The beleaguered ethanol industry is being squeezed by all sides. The EPA has been talking about cutting back the federal mandate that keeps them afloat. Their recent distribution troubles meant that they couldn’t provide enough ethanol to fulfill that mandate in the first place. And with no clear decision on the future of the federal mandate, despite being well into 2014, it’s very hard to plan for the future.
Now, the ethanol industry group Growth Energy is asking for government relief for ethanol shippers:
Growth Energy, which represents ethanol manufacturers, told the Surface Transportation Board that producers of the renewable fuel should be given the same relief that the agency provided to grain shippers in June.
Last month, the STB ordered Canadian Pacific Railway and BNSF Railway to provide the agency an update on their plans to reduce the backlog of grain cars across their networks -- a step welcomed by agricultural groups concerned that farmers could struggle to get their crops to market this fall.

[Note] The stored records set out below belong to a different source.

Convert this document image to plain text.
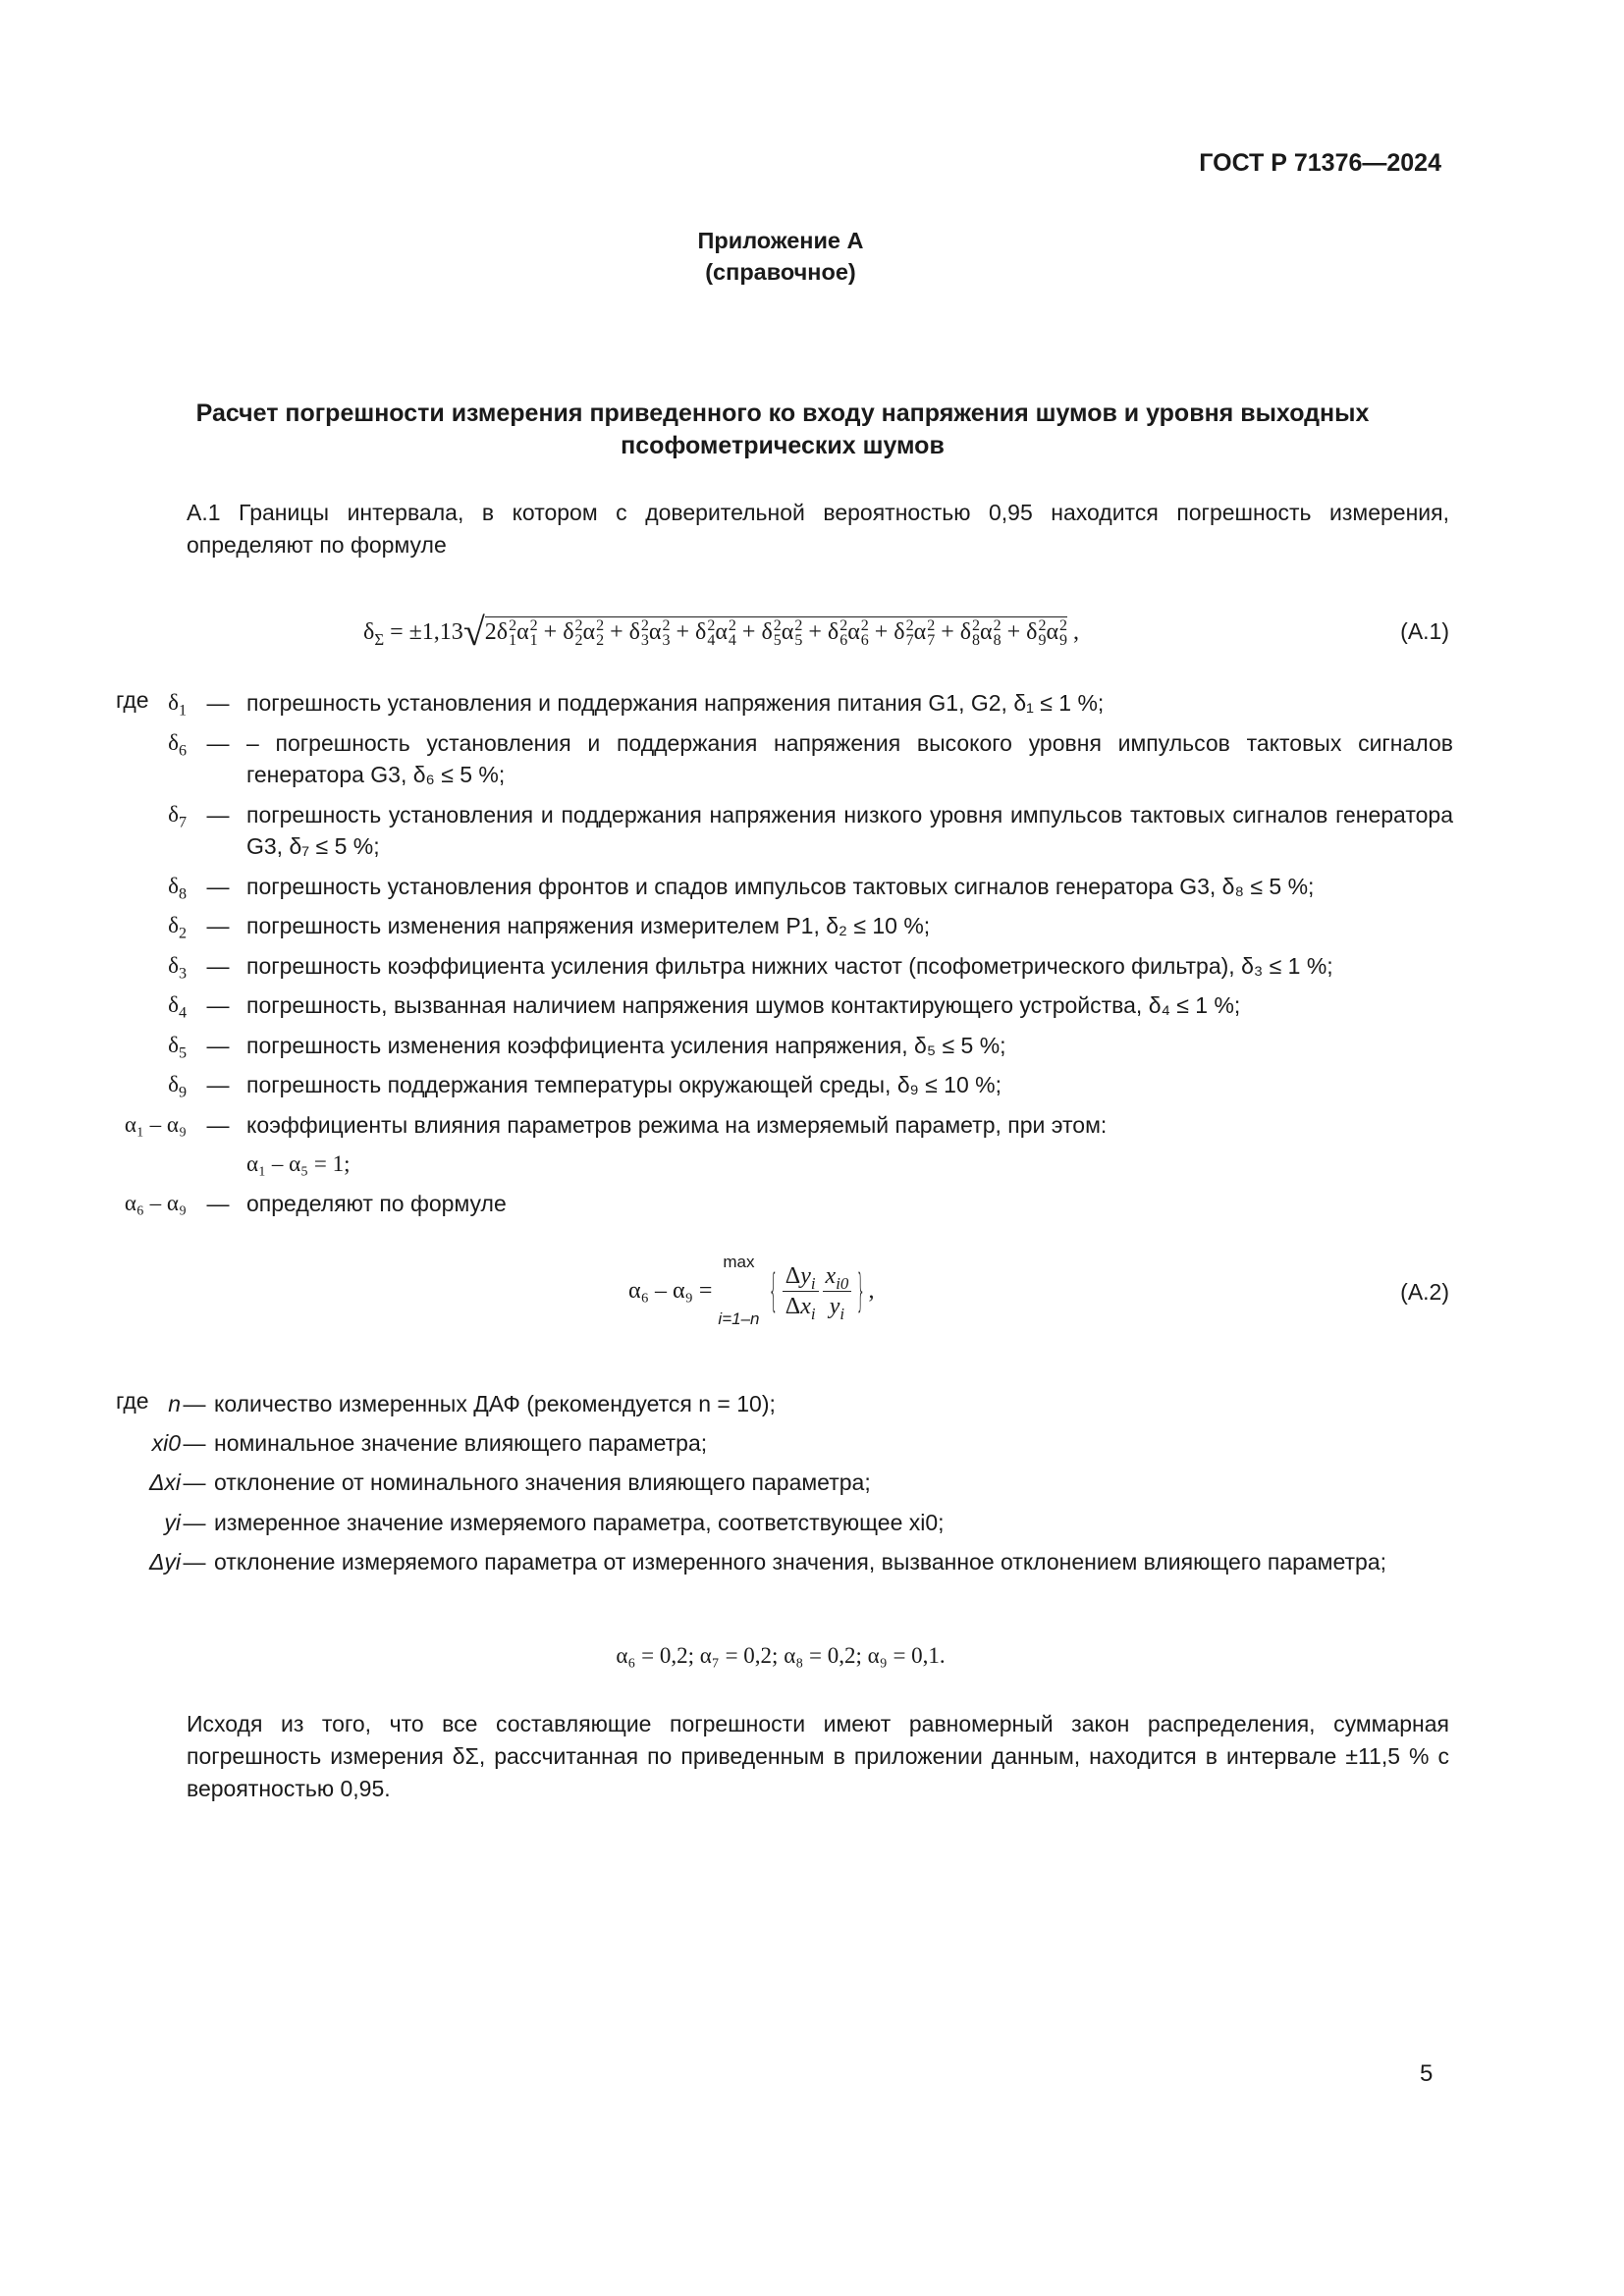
ГОСТ Р 71376—2024
Приложение А
(справочное)
Расчет погрешности измерения приведенного ко входу напряжения шумов и уровня выходных
псофометрических шумов
А.1 Границы интервала, в котором с доверительной вероятностью 0,95 находится погрешность измерения, определяют по формуле
$\delta_\Sigma = \pm 1,13√2\delta$ 2
1 α 2
1 + δ 2
2 α 2
2 + δ 2
3 α 2
3 + δ 2
4 α 2
4 + δ 2
5 α 2
5 + δ 2
6 α 2
6 + δ 2
7 α 2
7 + δ 2
8 α 2
8 + δ 2
9 α 2
9 ,	(А.1)
где $\delta_1$ — погрешность установления и поддержания напряжения питания G1, G2, δ₁ ≤ 1 %;
$\delta_6$ — – погрешность установления и поддержания напряжения высокого уровня импульсов тактовых сигналов генератора G3, δ₆ ≤ 5 %;
$\delta_7$ — погрешность установления и поддержания напряжения низкого уровня импульсов тактовых сигналов генератора G3, δ₇ ≤ 5 %;
$\delta_8$ — погрешность установления фронтов и спадов импульсов тактовых сигналов генератора G3, δ₈ ≤ 5 %;
$\delta_2$ — погрешность изменения напряжения измерителем P1, δ₂ ≤ 10 %;
$\delta_3$ — погрешность коэффициента усиления фильтра нижних частот (псофометрического фильтра), δ₃ ≤ 1 %;
$\delta_4$ — погрешность, вызванная наличием напряжения шумов контактирующего устройства, δ₄ ≤ 1 %;
$\delta_5$ — погрешность изменения коэффициента усиления напряжения, δ₅ ≤ 5 %;
$\delta_9$ — погрешность поддержания температуры окружающей среды, δ₉ ≤ 10 %;
α₁ – α₉ — коэффициенты влияния параметров режима на измеряемый параметр, при этом:
α₁ – α₅ = 1;
α₆ – α₉ — определяют по формуле
α₆ – α₉ =
max
i=1–n
{ $\frac{\Delta y_i}{\Delta x_i} \frac{x_{i0}}{y_i}$ } ,	(А.2)
где n — количество измеренных ДАФ (рекомендуется n = 10);
xi0 — номинальное значение влияющего параметра;
Δxi — отклонение от номинального значения влияющего параметра;
yi — измеренное значение измеряемого параметра, соответствующее xi0;
Δyi — отклонение измеряемого параметра от измеренного значения, вызванное отклонением влияющего параметра;
α₆ = 0,2; α₇ = 0,2; α₈ = 0,2; α₉ = 0,1.
Исходя из того, что все составляющие погрешности имеют равномерный закон распределения, суммарная погрешность измерения δΣ, рассчитанная по приведенным в приложении данным, находится в интервале ±11,5 % с вероятностью 0,95.
5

In a letter sent Monday to the STB, Tom Buis, chief executive with Growth Energy, said with more than 61 percent of all ethanol delivered by rail, it is "imperative that these issues be directly addressed and given the same priority as grain shipments."
Last winter, bad weather led to railroad snafus, which led to backed up ethanol shipments, which led to reduced production, as ethanol plants couldn’t ship out their product fast enough. The ethanol industry wants to see something change in the rail system to prevent that from happening again.
As for the Surface Transportation Board, the regulators with the authority to make those changes, they’ve only said that they've heard the request.